Three people in the prayed-for group required treatment with antibiotics, compared to 17 patients in the group not targeted with prayers. Those who were prayed for also used respirators less and suffered fewer instances of congestive heart failure.
Studies since then also have shown that prayer seems to work, even when the prayers are offered up from far away places and from people of different faiths, as in the Duke study.
Dr. Elisabeth Targ, a psychiatrist at the California Pacific Medical Center in San Francisco, recruited 40 AIDS patients for a study and found that half who received prayers -- from places as far away as Alaska and Puerto Rico -- required fewer hospitalizations and doctor's visits.
In two similar studies this year involving another set of AIDS patients, Targ recorded significantly better health in patients who received prayers than in patients who didn't...
Now that's interesting! If you can figure it out, please let us know.
Indeed, "real life" is the laboratory. But for good or ill, words are a powerful influence on what happens in the lab.
IMHO, this means that He honors all bona fide spiritual initiative; nevertheless, peril comes when ones hears but then rejects, Christ.
Those prayers worked, doctors say. Patients in the "prayer group" performed 50 to 100 percent better than patients who weren't the prayer targets.
Fascinating, Alamo-Girl -- but somehow not really surprising!
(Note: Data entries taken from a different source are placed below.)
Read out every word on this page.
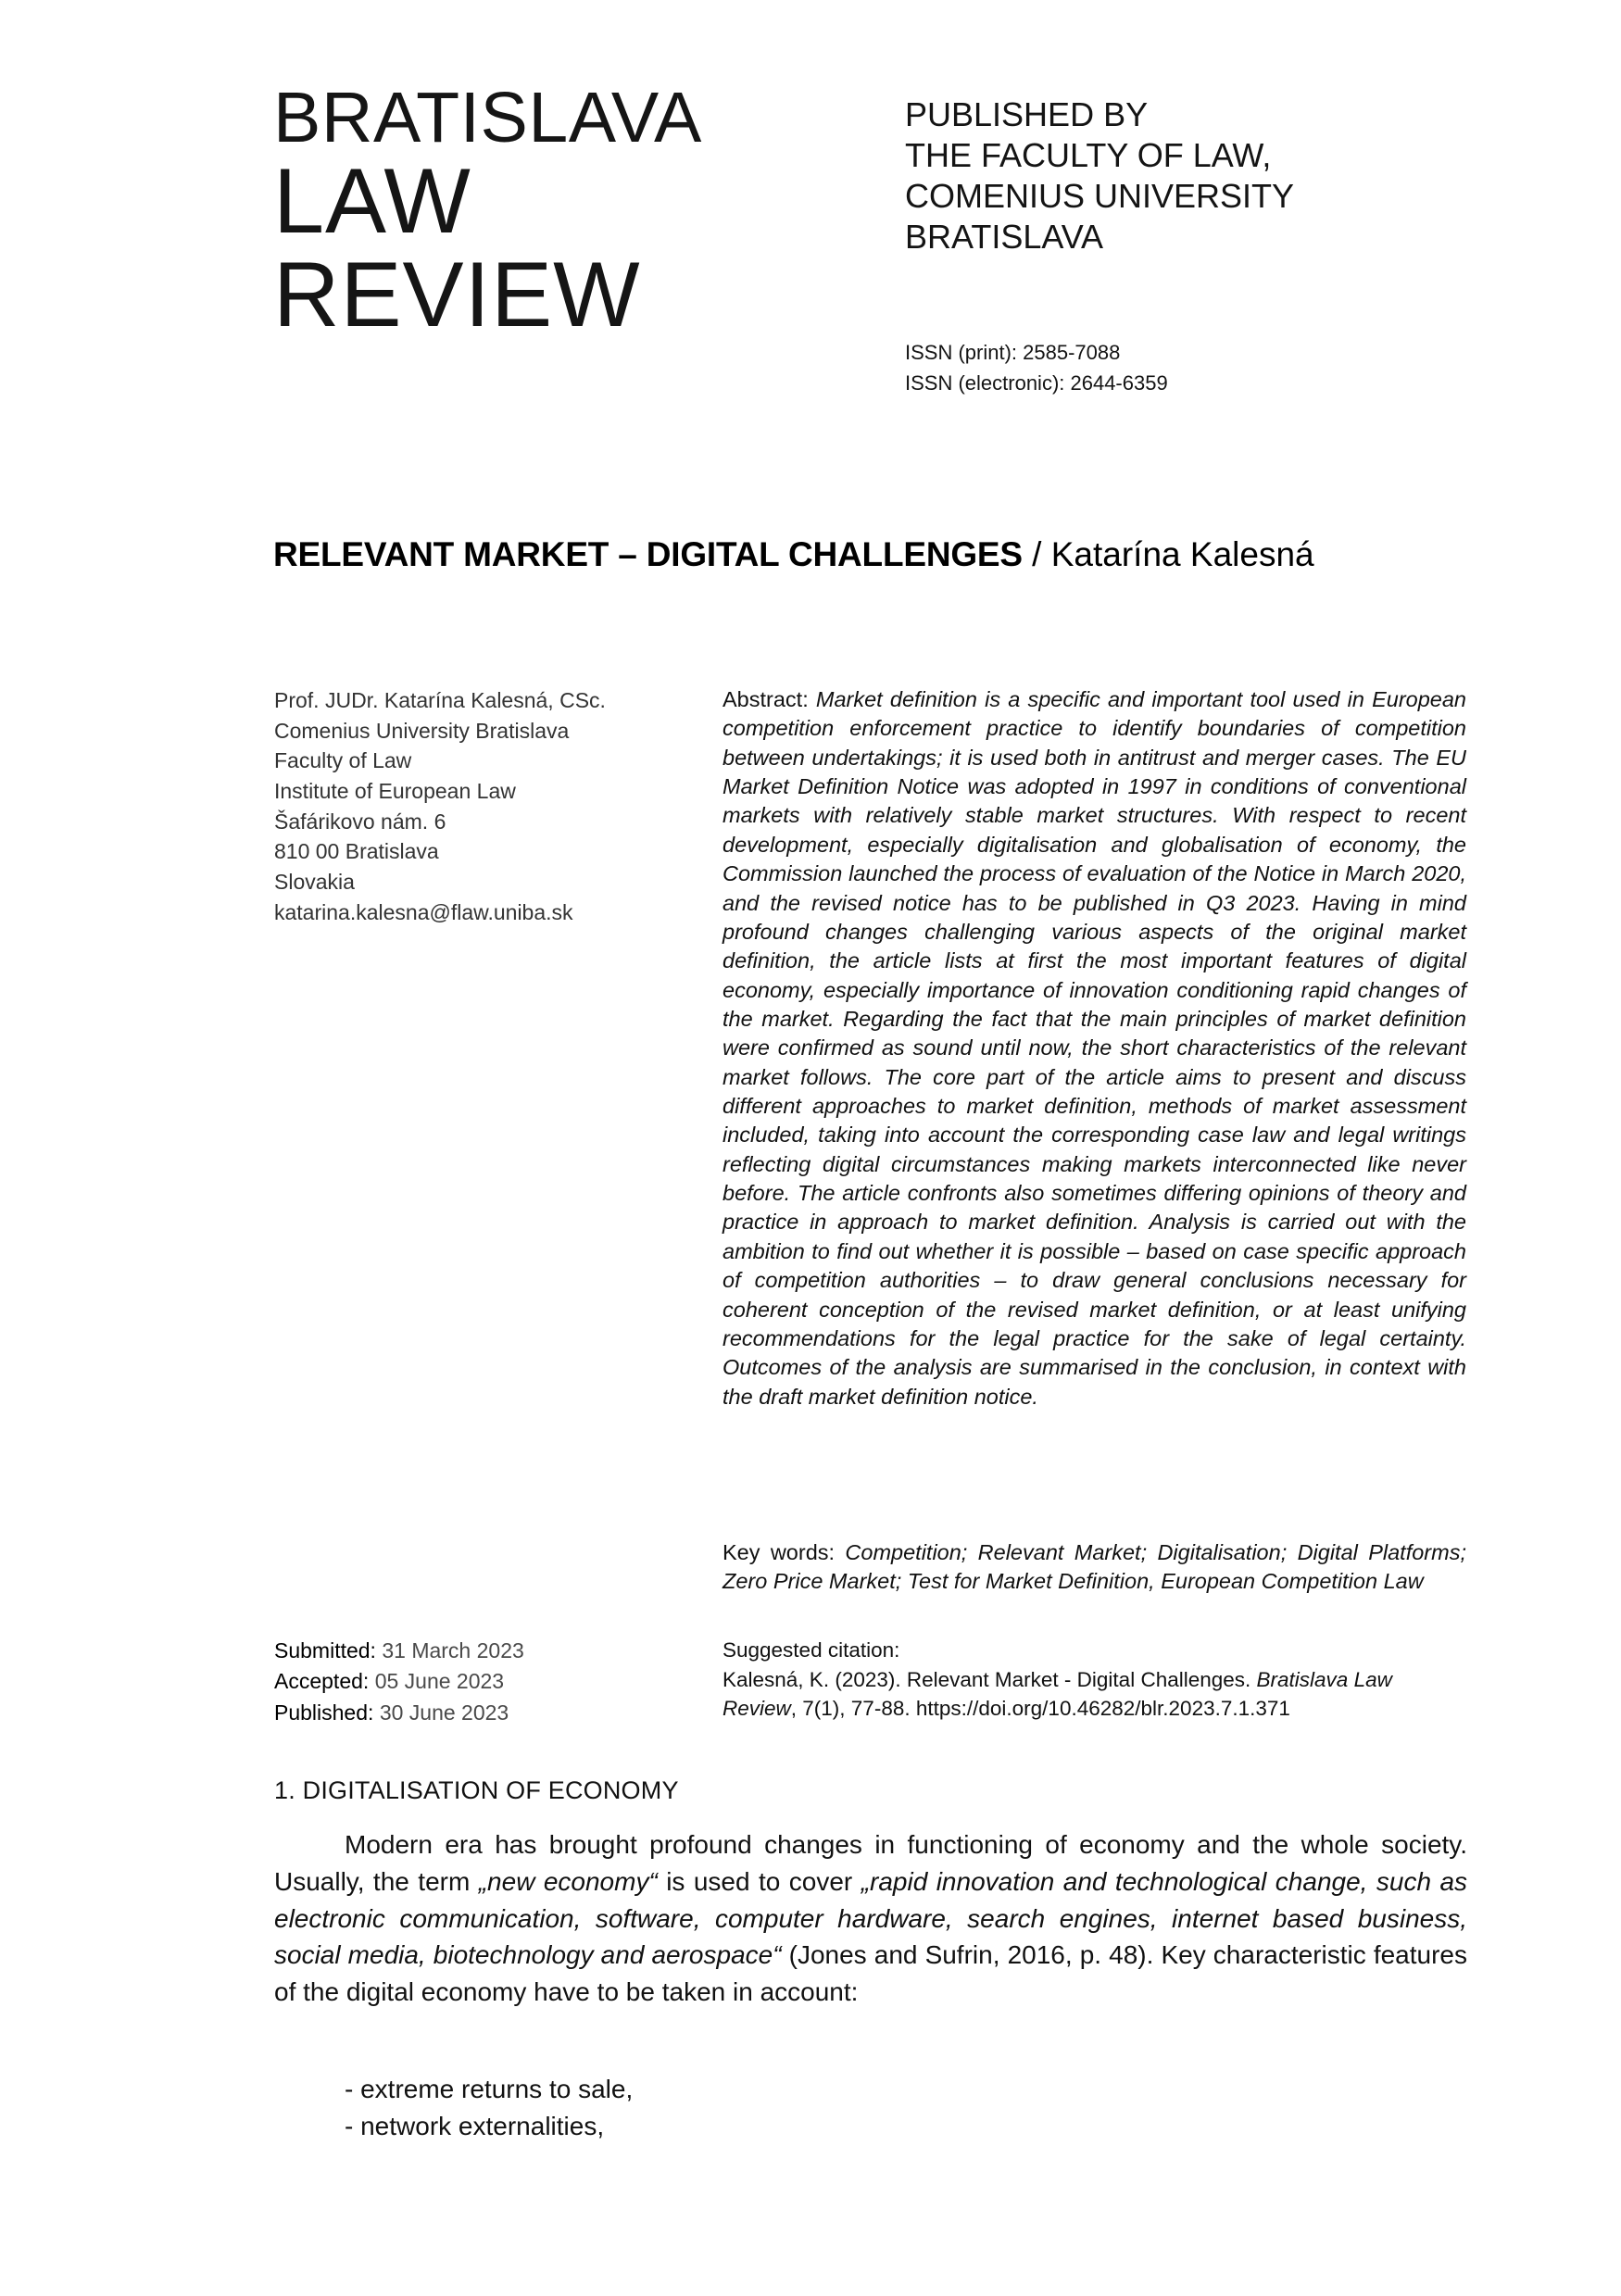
BRATISLAVA
LAW
REVIEW
PUBLISHED BY
THE FACULTY OF LAW,
COMENIUS UNIVERSITY
BRATISLAVA
ISSN (print): 2585-7088
ISSN (electronic): 2644-6359
RELEVANT MARKET – DIGITAL CHALLENGES / Katarína Kalesná
Prof. JUDr. Katarína Kalesná, CSc.
Comenius University Bratislava
Faculty of Law
Institute of European Law
Šafárikovo nám. 6
810 00 Bratislava
Slovakia
katarina.kalesna@flaw.uniba.sk
Submitted: 31 March 2023
Accepted: 05 June 2023
Published: 30 June 2023
Abstract: Market definition is a specific and important tool used in European competition enforcement practice to identify boundaries of competition between undertakings; it is used both in antitrust and merger cases. The EU Market Definition Notice was adopted in 1997 in conditions of conventional markets with relatively stable market structures. With respect to recent development, especially digitalisation and globalisation of economy, the Commission launched the process of evaluation of the Notice in March 2020, and the revised notice has to be published in Q3 2023. Having in mind profound changes challenging various aspects of the original market definition, the article lists at first the most important features of digital economy, especially importance of innovation conditioning rapid changes of the market. Regarding the fact that the main principles of market definition were confirmed as sound until now, the short characteristics of the relevant market follows. The core part of the article aims to present and discuss different approaches to market definition, methods of market assessment included, taking into account the corresponding case law and legal writings reflecting digital circumstances making markets interconnected like never before. The article confronts also sometimes differing opinions of theory and practice in approach to market definition. Analysis is carried out with the ambition to find out whether it is possible – based on case specific approach of competition authorities – to draw general conclusions necessary for coherent conception of the revised market definition, or at least unifying recommendations for the legal practice for the sake of legal certainty. Outcomes of the analysis are summarised in the conclusion, in context with the draft market definition notice.
Key words: Competition; Relevant Market; Digitalisation; Digital Platforms; Zero Price Market; Test for Market Definition, European Competition Law
Suggested citation:
Kalesná, K. (2023). Relevant Market - Digital Challenges. Bratislava Law Review, 7(1), 77-88. https://doi.org/10.46282/blr.2023.7.1.371
1. DIGITALISATION OF ECONOMY

Modern era has brought profound changes in functioning of economy and the whole society. Usually, the term „new economy“ is used to cover „rapid innovation and technological change, such as electronic communication, software, computer hardware, search engines, internet based business, social media, biotechnology and aerospace“ (Jones and Sufrin, 2016, p. 48). Key characteristic features of the digital economy have to be taken in account:

- extreme returns to sale,
- network externalities,
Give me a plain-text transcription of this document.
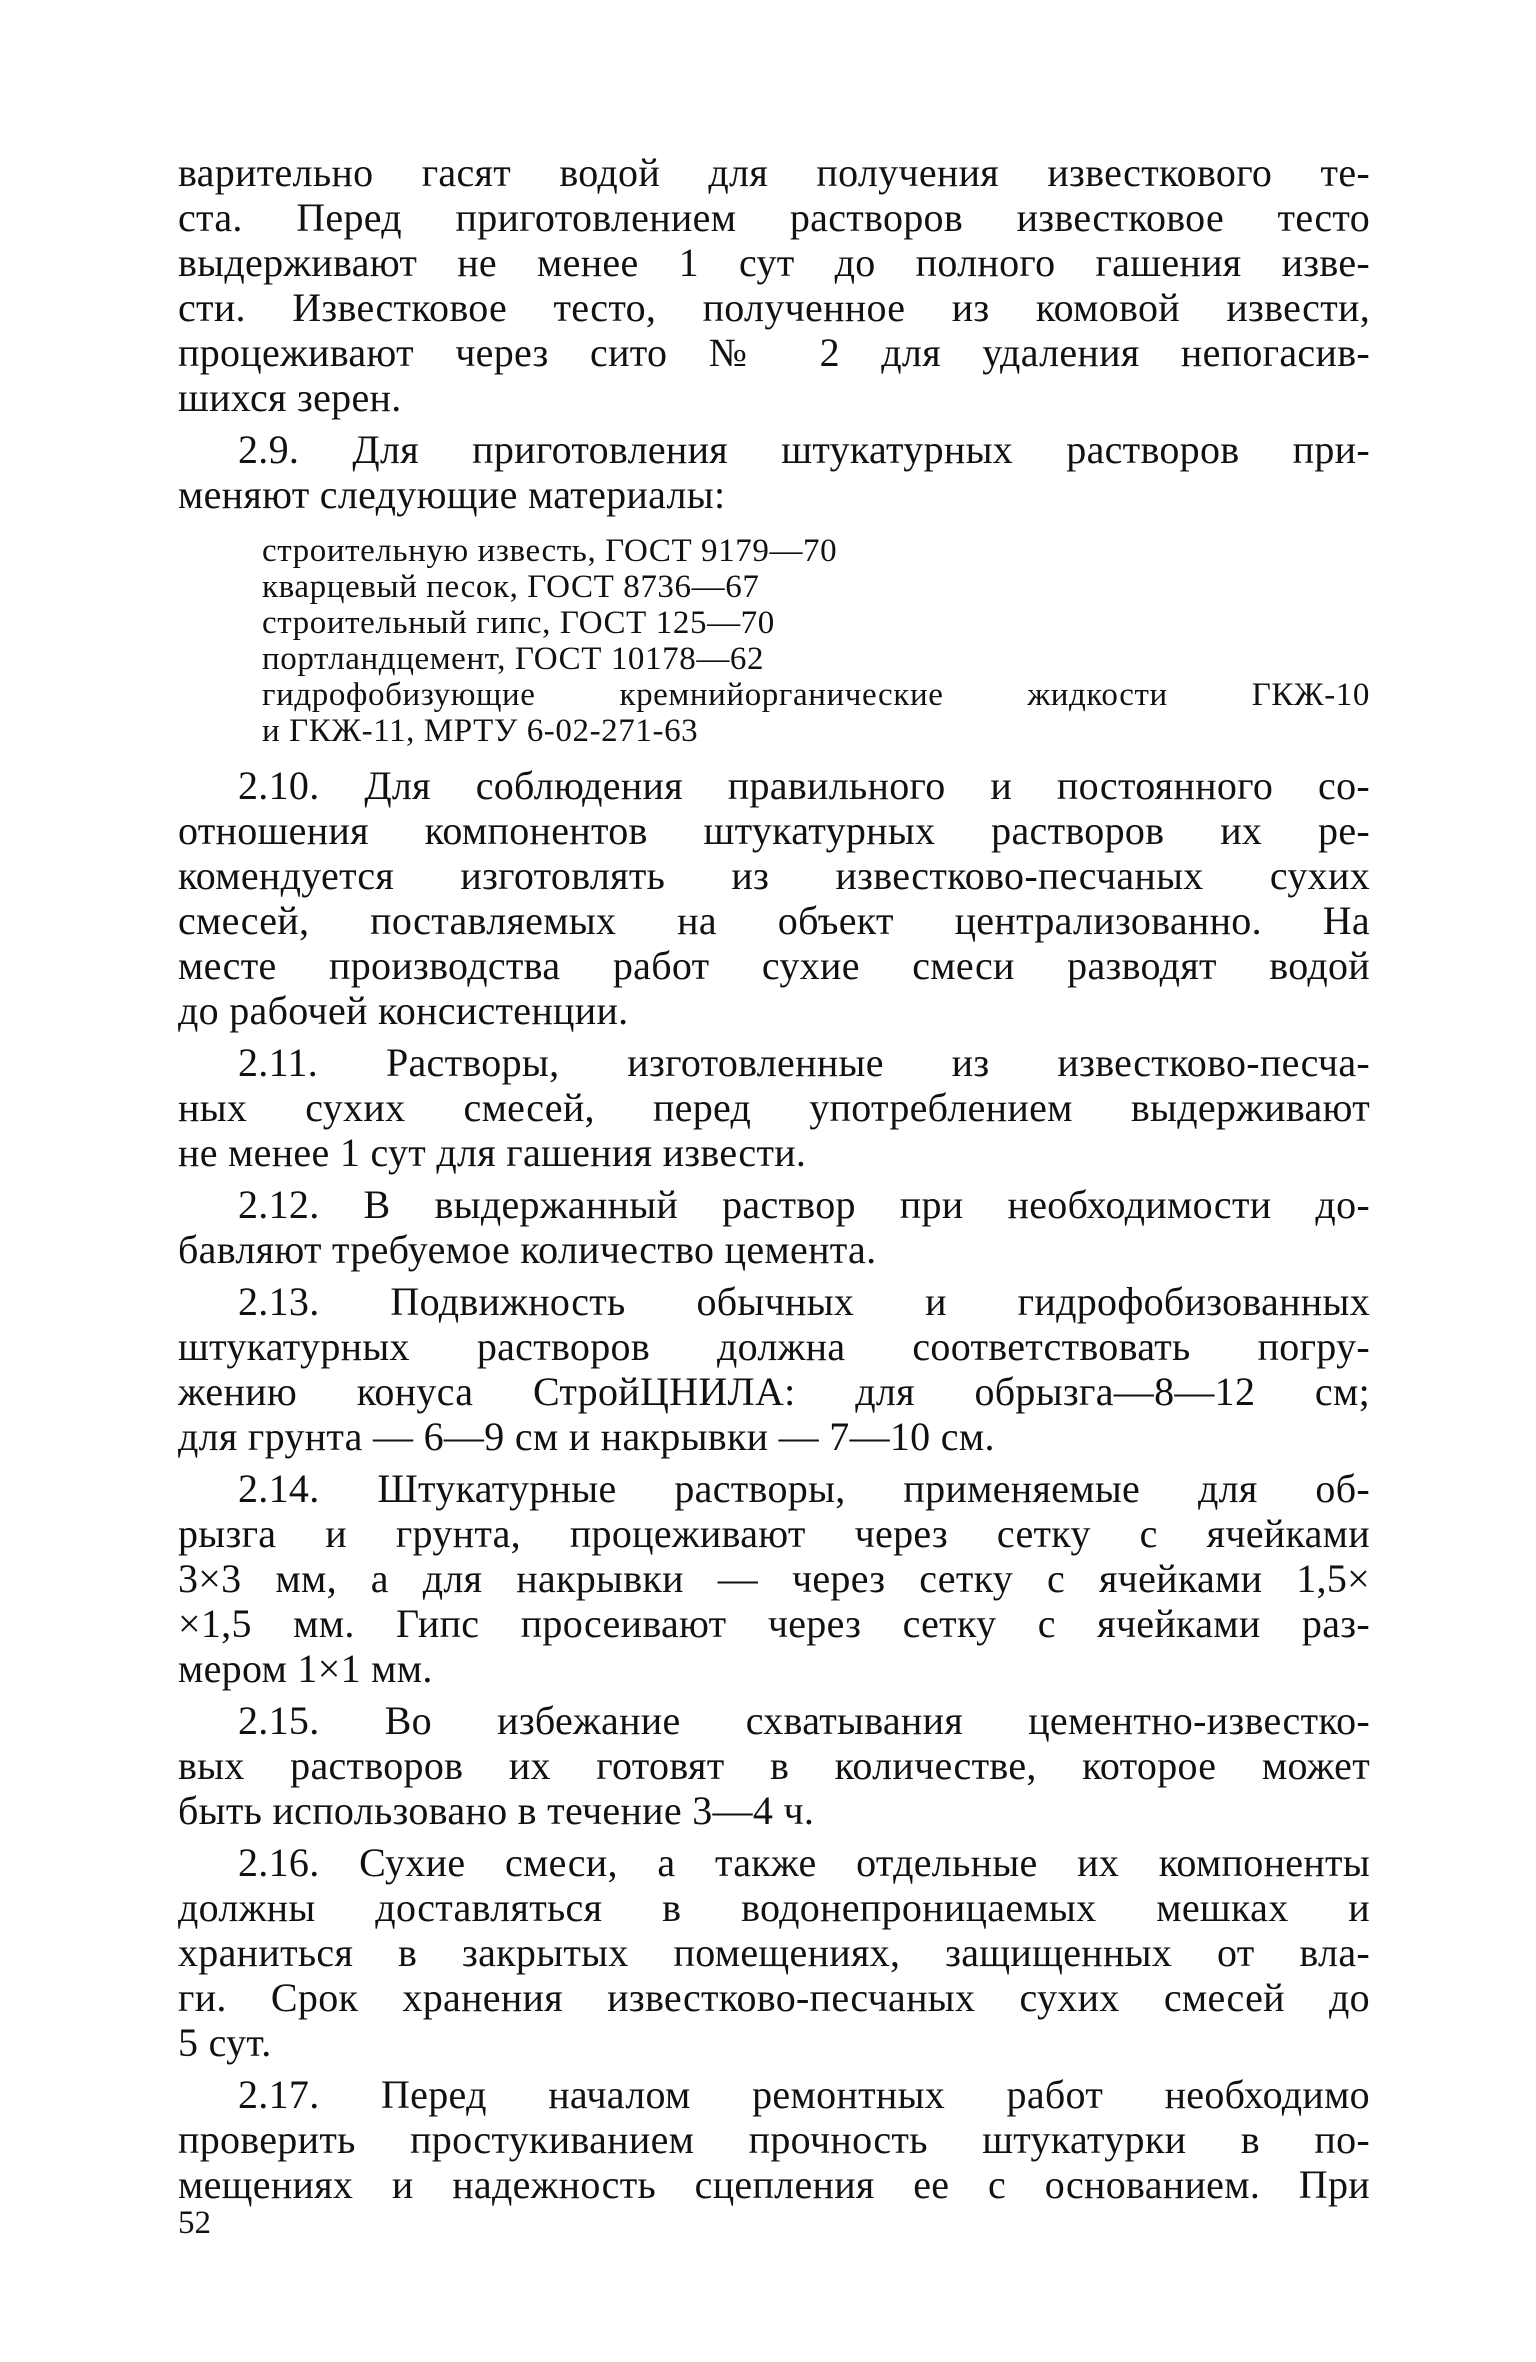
варительно гасят водой для получения известкового те-
ста. Перед приготовлением растворов известковое тесто
выдерживают не менее 1 сут до полного гашения изве-
сти. Известковое тесто, полученное из комовой извести,
процеживают через сито № 2 для удаления непогасив-
шихся зерен.
2.9. Для приготовления штукатурных растворов при-
меняют следующие материалы:
строительную известь, ГОСТ 9179—70
кварцевый песок, ГОСТ 8736—67
строительный гипс, ГОСТ 125—70
портландцемент, ГОСТ 10178—62
гидрофобизующие кремнийорганические жидкости ГКЖ-10
и ГКЖ-11, МРТУ 6-02-271-63
2.10. Для соблюдения правильного и постоянного со-
отношения компонентов штукатурных растворов их ре-
комендуется изготовлять из известково-песчаных сухих
смесей, поставляемых на объект централизованно. На
месте производства работ сухие смеси разводят водой
до рабочей консистенции.
2.11. Растворы, изготовленные из известково-песча-
ных сухих смесей, перед употреблением выдерживают
не менее 1 сут для гашения извести.
2.12. В выдержанный раствор при необходимости до-
бавляют требуемое количество цемента.
2.13. Подвижность обычных и гидрофобизованных
штукатурных растворов должна соответствовать погру-
жению конуса СтройЦНИЛА: для обрызга—8—12 см;
для грунта — 6—9 см и накрывки — 7—10 см.
2.14. Штукатурные растворы, применяемые для об-
рызга и грунта, процеживают через сетку с ячейками
3×3 мм, а для накрывки — через сетку с ячейками 1,5×
×1,5 мм. Гипс просеивают через сетку с ячейками раз-
мером 1×1 мм.
2.15. Во избежание схватывания цементно-известко-
вых растворов их готовят в количестве, которое может
быть использовано в течение 3—4 ч.
2.16. Сухие смеси, а также отдельные их компоненты
должны доставляться в водонепроницаемых мешках и
храниться в закрытых помещениях, защищенных от вла-
ги. Срок хранения известково-песчаных сухих смесей до
5 сут.
2.17. Перед началом ремонтных работ необходимо
проверить простукиванием прочность штукатурки в по-
мещениях и надежность сцепления ее с основанием. При
52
I especially liked the part about it not mattering whether the one praying for the patient (stranger!) was a Buddhist or a Christian. And that it also didn't matter where the person doing the praying was located. This rather supports the idea of consciousness somehow participating/propagating non-locally, in a universal field; and that the well-observed "group effect" may be independent of geographical location.
I recall not long ago Hank said he thought it was highly improper for people to pray for him, without being asked to do so. I wonder would he still feel the same way, if he were gravely ill, and friends and well-wishers unbeknownst to him were praying for his recovery.
So true, A-G; so true. Thanks so much for writing!
Are we finally beginning to get it?
LOL, A-G!!! Me, too! (But don't let that out....)
"Use the force, Luke!"
I'm wondering how they could even measure these effects considering the background noise of general healing. I say that because I know plenty of people, in fact, whole congregations, who pray for all the sick and infirm. Universal coverage, so to speak. Maybe, there's a threshold of prayer volume, or a specificity, necessary for these "target" effects to be noticed...
In other news, magnetized wrist bands worked in half the people of one study. The variable was whether the targets believed they would work or not. I'm not joking. There was a controlled study published about 2 months ago. Half of the subjects believed the bands would work, and for those the wristbands worked. I can't say enough good about the placebo effect.